Moreover, this kind of sidestepping from the ethical into the technical is a classic behavior in our community that I think is itself very problematic. It’s well known that the medium, tools and interface people are provided with has a huge impact on their behavior (and Evan explores this fact excellently in the talk), but that does not allow us to abdicate on engaging with one anothers as thinking beinds capable of value formation. Indeed, earlier in the talk exactly this kind of cybernetic solutionism is decried as one of the root causes of the harmful behaviors he is identifying in open source (citing critically Norbert Weiner’s offensive argument that emotions are “useless epiphenomena”.)

Watching this talk, I was reminded in some respects of another great talk by Allison Parrish, called “Programming is Forgetting: Toward a New Hacker Ethos”. In this talk, Allison similarly traces the geneology of some ethical beliefs common to the hacker subculture, identifying the ways they have lead to harmful outcomes. One difference, though, is that in conclusion she doesn’t propose a technical solution, but instead a new way of framing the ethical problems we encounter as part of our technical work.

Hoping I haven’t come off as too harshly critical in my remarks, I want to conclude with a restatement of my position as a productive remark.
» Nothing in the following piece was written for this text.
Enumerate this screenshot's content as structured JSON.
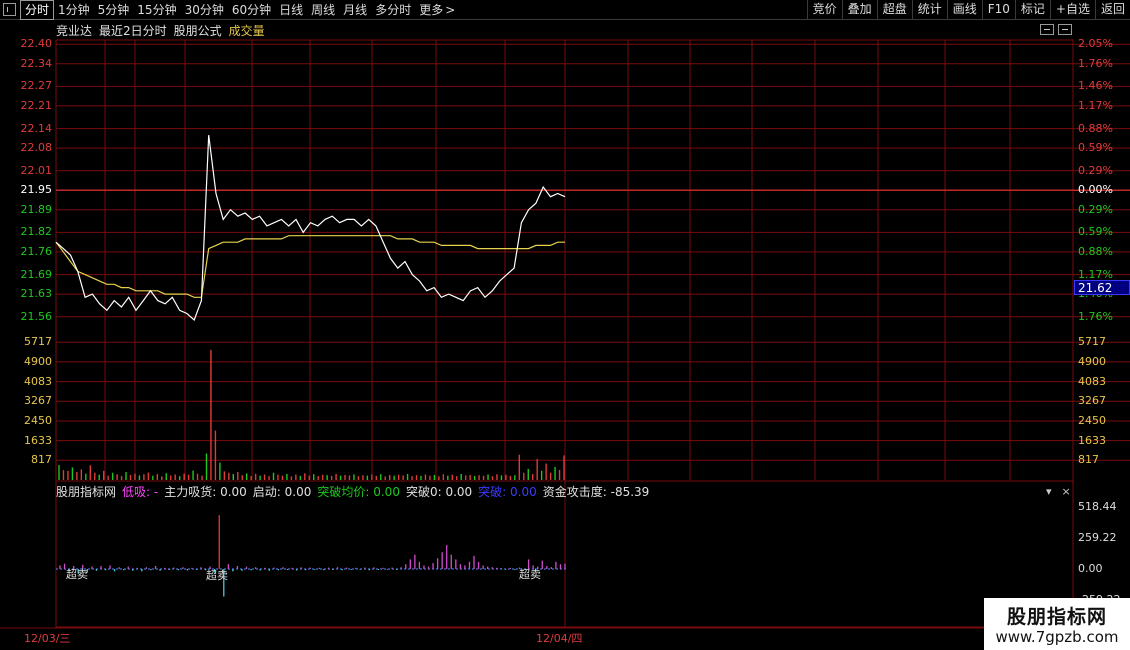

My hope is that people who watch Evan’s talk will not allow themselves to take the easy offramp into brainstorming the design for discussion platforms, but instead will sit with the questions Evan raises about conduct and culture. I hope that we can reframe our values within the community of open source software practitioners in a way that will contribute to more positive outcomes for all of us.

As an initial proposal toward that reconsideration, may I recommend that we recognize that there exists not only an open source techne, but also an open source ethos. This ethos will exist whether we think about it or not, I argue we have a responsibility to be conscious about how we maintain and develop it, just as we would be conscious about the maintainance of our technical artifacts.